James Oakes

James Oakes faculty photo

Research Interests

  • American History

Education

  • Ph.D. University of California, Berkeley

James Oakes, one of the leading historians of nineteenth-century America, has an international reputation for path-breaking scholarship. In a series of influential books and essays, he tackled the history of the United States from the Revolution through the Civil War. His early work focused on the South, examining slavery as an economic and social system that shaped Southern life. His pioneering books include The Ruling Race (1982; 2nd ed., 1998); Slavery and Freedom: An Interpretation of the Old South (1990); The Radical and the Republican: Frederick Douglass, Abraham Lincoln, and the Triumph of Antislavery Politics (2007); and his latest, Freedom National: The Destruction of Slavery in the United States, 1861–1865 (2012).
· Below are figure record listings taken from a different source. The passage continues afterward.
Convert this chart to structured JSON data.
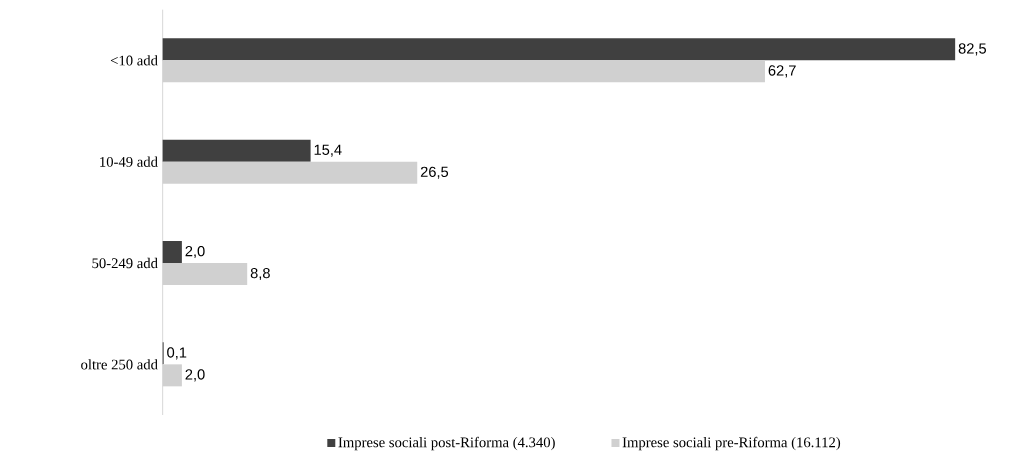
{
  "chart_data": {
    "type": "bar",
    "orientation": "horizontal",
    "categories": [
      "<10 add",
      "10-49 add",
      "50-249 add",
      "oltre 250 add"
    ],
    "series": [
      {
        "name": "Imprese sociali post-Riforma (4.340)",
        "color": "#404040",
        "values": [
          82.5,
          15.4,
          2.0,
          0.1
        ],
        "value_labels": [
          "82,5",
          "15,4",
          "2,0",
          "0,1"
        ]
      },
      {
        "name": "Imprese sociali pre-Riforma (16.112)",
        "color": "#d0d0d0",
        "values": [
          62.7,
          26.5,
          8.8,
          2.0
        ],
        "value_labels": [
          "62,7",
          "26,5",
          "8,8",
          "2,0"
        ]
      }
    ],
    "legend": "bottom"
  }
}
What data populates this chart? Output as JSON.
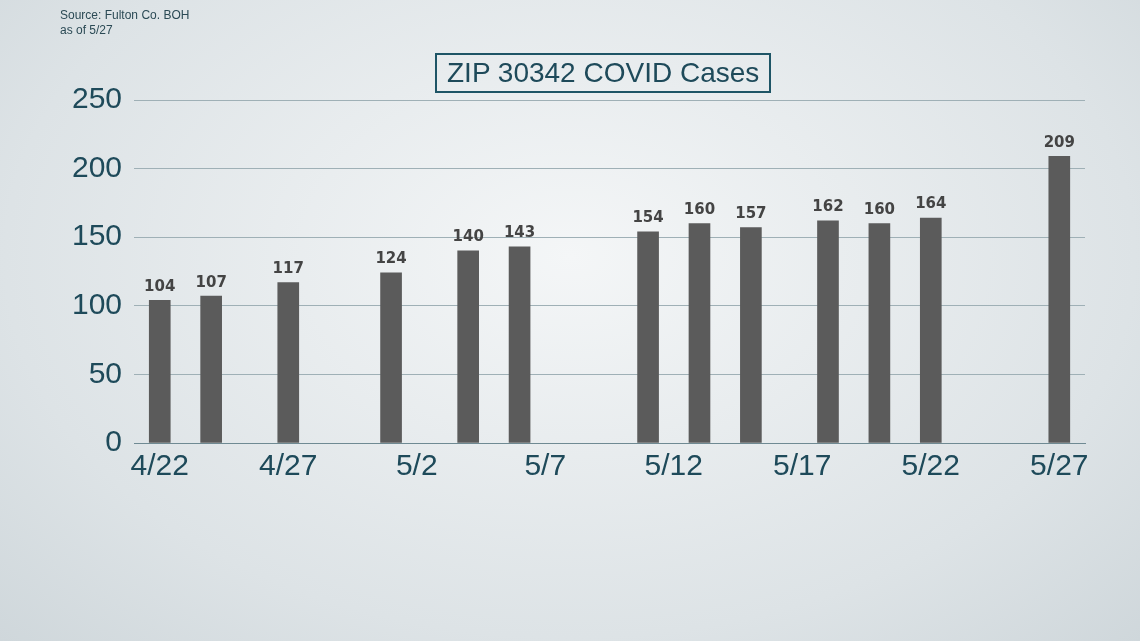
{
  "chart_data": {
    "type": "bar",
    "title": "ZIP 30342 COVID Cases",
    "annotations": [
      "Source: Fulton Co. BOH",
      "as of 5/27"
    ],
    "x": [
      "--04-22",
      "--04-24",
      "--04-27",
      "--05-01",
      "--05-04",
      "--05-06",
      "--05-11",
      "--05-13",
      "--05-15",
      "--05-18",
      "--05-20",
      "--05-22",
      "--05-27"
    ],
    "values": [
      104,
      107,
      117,
      124,
      140,
      143,
      154,
      160,
      157,
      162,
      160,
      164,
      209
    ],
    "color": "#5b5b5b",
    "data_labels": true,
    "ylim": [
      0,
      250
    ],
    "yticks": [
      0,
      50,
      100,
      150,
      200,
      250
    ],
    "xlim": [
      "--04-21",
      "--05-28"
    ],
    "xticks": [
      {
        "value": "--04-22",
        "label": "4/22"
      },
      {
        "value": "--04-27",
        "label": "4/27"
      },
      {
        "value": "--05-02",
        "label": "5/2"
      },
      {
        "value": "--05-07",
        "label": "5/7"
      },
      {
        "value": "--05-12",
        "label": "5/12"
      },
      {
        "value": "--05-17",
        "label": "5/17"
      },
      {
        "value": "--05-22",
        "label": "5/22"
      },
      {
        "value": "--05-27",
        "label": "5/27"
      }
    ],
    "grid": "y",
    "legend": false
  }
}
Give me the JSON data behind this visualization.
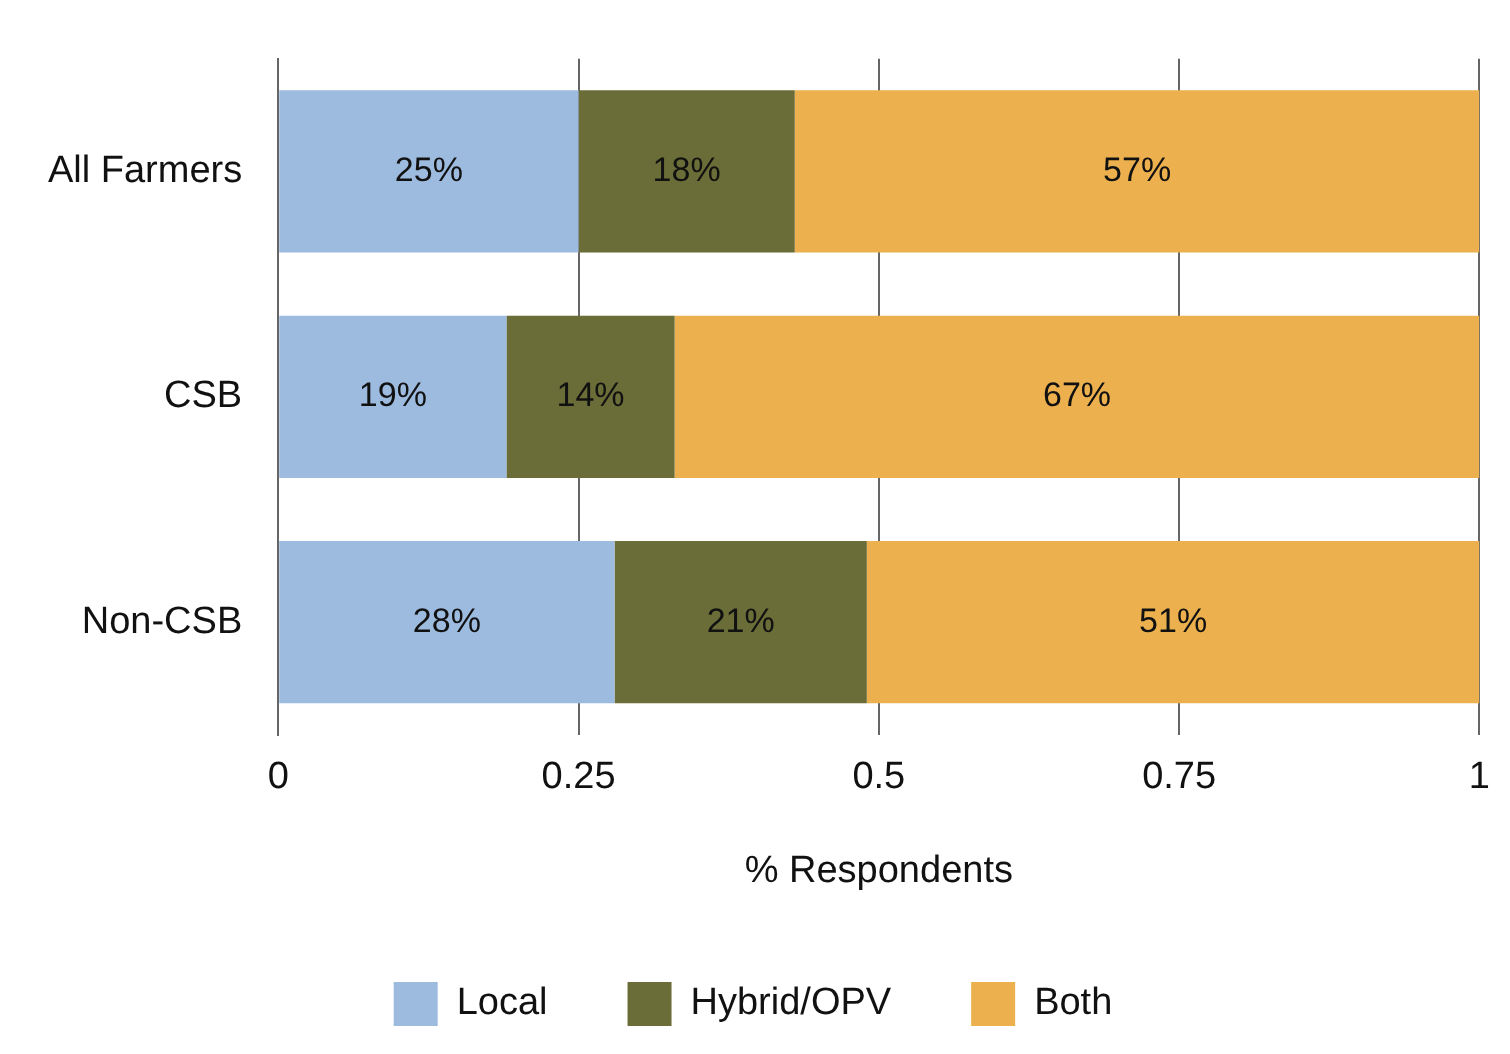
{
  "chart_data": {
    "type": "bar",
    "orientation": "horizontal",
    "stacked": true,
    "xlabel": "% Respondents",
    "categories": [
      "All Farmers",
      "CSB",
      "Non-CSB"
    ],
    "series": [
      {
        "name": "Local",
        "color": "#9dbadf",
        "values": [
          0.25,
          0.19,
          0.28
        ],
        "value_labels": [
          "25%",
          "19%",
          "28%"
        ]
      },
      {
        "name": "Hybrid/OPV",
        "color": "#6a6d37",
        "values": [
          0.18,
          0.14,
          0.21
        ],
        "value_labels": [
          "18%",
          "14%",
          "21%"
        ]
      },
      {
        "name": "Both",
        "color": "#ecb14e",
        "values": [
          0.57,
          0.67,
          0.51
        ],
        "value_labels": [
          "57%",
          "67%",
          "51%"
        ]
      }
    ],
    "xlim": [
      0,
      1
    ],
    "xticks": [
      0,
      0.25,
      0.5,
      0.75,
      1
    ],
    "grid": "x",
    "legend": "bottom"
  }
}
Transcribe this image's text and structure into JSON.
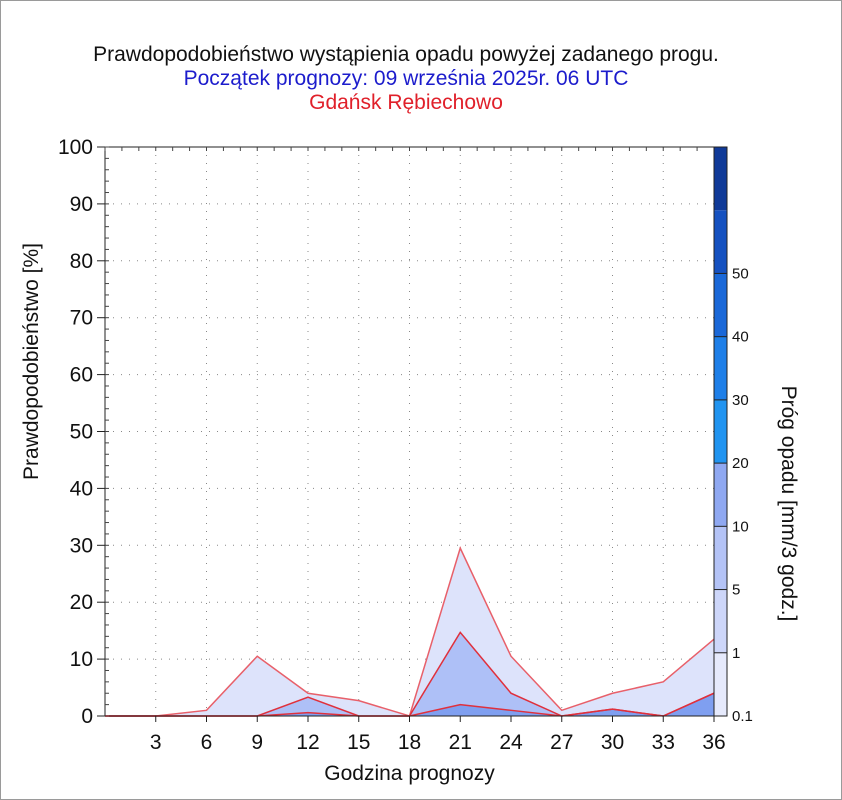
{
  "chart_data": {
    "type": "area",
    "title": "Prawdopodobieństwo wystąpienia opadu powyżej zadanego progu.",
    "subtitle": "Początek prognozy: 09 września 2025r. 06 UTC",
    "location": "Gdańsk Rębiechowo",
    "xlabel": "Godzina prognozy",
    "ylabel": "Prawdopodobieństwo [%]",
    "colorbar_label": "Próg opadu [mm/3 godz.]",
    "x": [
      0,
      3,
      6,
      9,
      12,
      15,
      18,
      21,
      24,
      27,
      30,
      33,
      36
    ],
    "x_ticks": [
      3,
      6,
      9,
      12,
      15,
      18,
      21,
      24,
      27,
      30,
      33,
      36
    ],
    "xlim": [
      0,
      36
    ],
    "y_ticks": [
      0,
      10,
      20,
      30,
      40,
      50,
      60,
      70,
      80,
      90,
      100
    ],
    "ylim": [
      0,
      100
    ],
    "grid": true,
    "series": [
      {
        "name": "0.1",
        "color": "#dde3fb",
        "values": [
          0,
          0,
          1,
          10.5,
          4,
          2.7,
          0,
          29.5,
          10.5,
          1,
          4,
          6,
          13.5
        ]
      },
      {
        "name": "1",
        "color": "#aec0f7",
        "values": [
          0,
          0,
          0,
          0,
          3.3,
          0,
          0,
          14.7,
          4,
          0,
          1.2,
          0,
          4
        ]
      },
      {
        "name": "5",
        "color": "#7f9ff0",
        "values": [
          0,
          0,
          0,
          0,
          0.6,
          0,
          0,
          2,
          1,
          0,
          1.2,
          0,
          4
        ]
      }
    ],
    "colorbar": {
      "labels": [
        "0.1",
        "1",
        "5",
        "10",
        "20",
        "30",
        "40",
        "50"
      ],
      "colors": [
        "#e6eafc",
        "#cdd6f9",
        "#b4c3f6",
        "#8fa8f1",
        "#2194f0",
        "#1e7fe8",
        "#1a68d8",
        "#1551c0",
        "#103a98"
      ]
    }
  }
}
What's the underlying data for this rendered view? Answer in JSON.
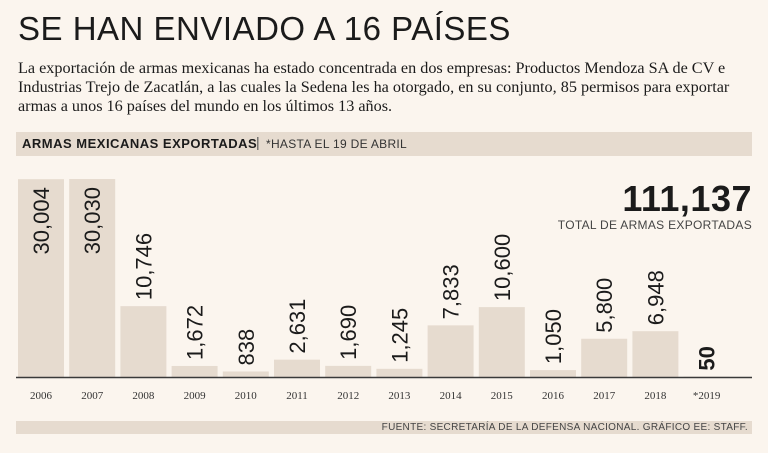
{
  "headline": "SE HAN ENVIADO A 16 PAÍSES",
  "dek": "La exportación de armas mexicanas ha estado concentrada en dos empresas: Productos Mendoza SA de CV e Industrias Trejo de Zacatlán, a las cuales la Sedena les ha otorgado, en su conjunto, 85 permisos para exportar armas a unos 16 países del mundo en los últimos 13 años.",
  "band": {
    "title": "ARMAS MEXICANAS EXPORTADAS",
    "separator": "|",
    "note": "*HASTA EL 19 DE ABRIL"
  },
  "total": {
    "value": "111,137",
    "label": "TOTAL DE ARMAS EXPORTADAS"
  },
  "source": "FUENTE: SECRETARÍA DE LA DEFENSA NACIONAL. GRÁFICO EE: STAFF.",
  "colors": {
    "background": "#fbf5ee",
    "bar": "#e6dbcf",
    "axis": "#3a3a3a",
    "text": "#1b1b1b"
  },
  "chart_data": {
    "type": "bar",
    "title": "ARMAS MEXICANAS EXPORTADAS",
    "categories": [
      "2006",
      "2007",
      "2008",
      "2009",
      "2010",
      "2011",
      "2012",
      "2013",
      "2014",
      "2015",
      "2016",
      "2017",
      "2018",
      "*2019"
    ],
    "values": [
      30004,
      30030,
      10746,
      1672,
      838,
      2631,
      1690,
      1245,
      7833,
      10600,
      1050,
      5800,
      6948,
      50
    ],
    "labels": [
      "30,004",
      "30,030",
      "10,746",
      "1,672",
      "838",
      "2,631",
      "1,690",
      "1,245",
      "7,833",
      "10,600",
      "1,050",
      "5,800",
      "6,948",
      "50"
    ],
    "xlabel": "",
    "ylabel": "",
    "ylim": [
      0,
      30030
    ]
  }
}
The latter two garnered, respectively, the 2008 and 2013 Gilder Lehrman Lincoln Prize, an annual award for the finest scholarly work in English on Abraham Lincoln or the American Civil War era. His most recent book is The Crooked Path to Abolition: Abraham Lincoln and the Antislavery Constitution, published by W. W. Norton in January 2021.

An alumnus of Baruch College, Dr. Oakes holds M.A. and Ph.D. degrees from the University of California–Berkeley. He has been on the faculty of the Graduate Center since 1997 and the holder of the Graduate School Humanities Chair since 1998. Before coming to the Graduate Center, he taught at Princeton and Northwestern Universities.